I have worked with many amazing women during the almost 8 years of this business that Anna and I created called Pregnancy Awareness Month. And 2 of them stand out as being fab moms, that share their journeys parenting and encouraging the realness of mommyness in vital ways. They have worked with me for the past 2 years on our annual Signature LA Event. And this past May we were together in the wings of the main stage while the expert pediatrician panel was going on, and the topic of the moment on panel was breastfeeding. Jill said to me, “if I tell you that I didn’t breastfeed, will you kick me off PAM?” OF COURSE NOT! was my immediate response to her. Kristin looked at me and she initiated a group hug as she exclaimed, “Good cuz I didn’t too!” In that instant I knew that I wanted to share this, and be a part of encouraging moms to be clear, understand your choices, make your decision, and feel supported by the community of moms out there.
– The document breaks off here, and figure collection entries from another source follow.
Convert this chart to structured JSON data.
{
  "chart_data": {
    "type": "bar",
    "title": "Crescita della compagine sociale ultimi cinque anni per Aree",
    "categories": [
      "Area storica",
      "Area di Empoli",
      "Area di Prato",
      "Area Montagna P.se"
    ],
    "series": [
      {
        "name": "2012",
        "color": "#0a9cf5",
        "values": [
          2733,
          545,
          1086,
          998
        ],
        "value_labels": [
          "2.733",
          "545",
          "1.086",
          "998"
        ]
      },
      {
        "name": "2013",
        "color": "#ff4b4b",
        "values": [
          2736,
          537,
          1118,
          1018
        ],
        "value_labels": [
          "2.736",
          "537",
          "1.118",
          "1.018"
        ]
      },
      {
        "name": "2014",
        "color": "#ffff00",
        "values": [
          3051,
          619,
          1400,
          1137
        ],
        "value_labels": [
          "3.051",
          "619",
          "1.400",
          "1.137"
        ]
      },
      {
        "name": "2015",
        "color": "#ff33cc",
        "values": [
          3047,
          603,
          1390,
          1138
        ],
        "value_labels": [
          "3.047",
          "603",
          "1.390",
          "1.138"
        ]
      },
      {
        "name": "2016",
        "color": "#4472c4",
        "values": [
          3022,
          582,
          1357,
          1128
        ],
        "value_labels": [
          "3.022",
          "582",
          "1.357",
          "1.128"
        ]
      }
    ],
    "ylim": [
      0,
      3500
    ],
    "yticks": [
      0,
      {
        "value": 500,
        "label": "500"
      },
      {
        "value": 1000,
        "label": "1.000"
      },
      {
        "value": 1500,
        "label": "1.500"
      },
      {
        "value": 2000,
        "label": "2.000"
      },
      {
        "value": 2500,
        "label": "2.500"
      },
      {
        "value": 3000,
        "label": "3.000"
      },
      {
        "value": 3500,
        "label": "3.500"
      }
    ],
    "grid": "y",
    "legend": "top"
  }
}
“I was made to feel like less of a mother because I didn’t breast feed. There was a lot of judgement on me. What people didn’t know was that there was a serious medical reason why I couldn’t. I suffered from an infection called C Dif Colitis, which I was given Flagyl for. I was also given a prescription for my postpartum depression. With all of this, I couldn’t breast feed. I couldn’t even hold my daughter for some time for fear of infecting her with a fatal bacteria. That physical and emotional pain was hard enough to deal with, silently, while feeling guilty that I couldn’t breast feed. According to the internet and disapproving moms, we were doomed! But I’m proof that it will be alright. There is time to bond, with extra effort and energy. Even when sleep deprived I found it because it was the most important thing. There are many options for a mother who cannot breast feed. And as proof, my daughter is now a genius who never gets sick. Okay okay. But she is a healthy smart kid and we are extremely close. Other upsides: I was on the air 6 weeks later (Kristin co-hosted a radio show in LA) and didn’t have to pump. We traveled with bottles and formula (through international customs is fun) and we learned a lot about nutrition. Daddy did many late night feedings which allowed him quiet bonding time. Everyone has a different path with their own obstacles. I feel like I wouldn’t have had my experience with baby any other way. It is our family history and I’m proud of how well we all did together. My daughter didn’t suck it, but people who judge, totally can.”
OK, so Kristin’s story reminds us in a poignant way that you have NO IDEA why people are making the choices that they do. And it really isn’t anyone’s business anyway. To look at someone, a fellow mom, and judge her based on if she gives her baby a bottle is totally unfair. Everyone has a story, and it is theirs to share or not. So don’t judge, you most likely don’t know enough about that family and their lives, and even if you do – it’s not your decision.
Now, what if, one of your besties just doesn’t want to breastfeed? What if she doesn’t have any medical condition that impacts her ability to nurse? She just knows in her being that it is not what she wants to do? Can you embrace her decision, support her, and not judge her?
“Nursing is a choice. If nursing is something you truly and authentically really want to do (some women do), and it’s something that comes undeniably easy for you (as it does to many), then by all means: DO IT. But, know that you do NOT have to breastfeed your baby to be a good mother. Mustering the confidence to go against the grain and unapologetically opt out of breastfeeding put me in a most peaceful, capable, thriving and happy place as a new mother.”
I am proud that I was a nursing mother. I am also proud of my two friends that agreed to share their stories in this post, during this month of the sacred boob. Kristin and Jill are amazing moms, period. They are in their roles with both feet and have publicly been and continue to be inspirations to women nationwide. I’m proud of them for sharing this here. I’m proud to have them as friends and as colleagues in this mommy business. Ladies you inspire me! Being a mom requires courage, creativity, tenacity, and flexibility. I applaud all moms out there in this big world for getting up and doing what you do, each day!
Alisa B. Donner, MSW, LCSW, Co-Founder of Pregnancy Awareness Month, and mom to an amazing wonder.
**REMINDER – Pregnancy Awareness Month’s blog post is for moms and expectant parents by moms (and of course some experts sprinkled in – and some mom’s are licensed board certified experts!). HOWEVER, we are not giving blanket ADVICE on what you should be doing, eating, how you should be exercising, parenting, etc. These are opinions, food for thought….think about it all, talk with your mate, and when it comes to diet, exercise, and health questions, ALWAYS discuss and seek advice from your medical health provider.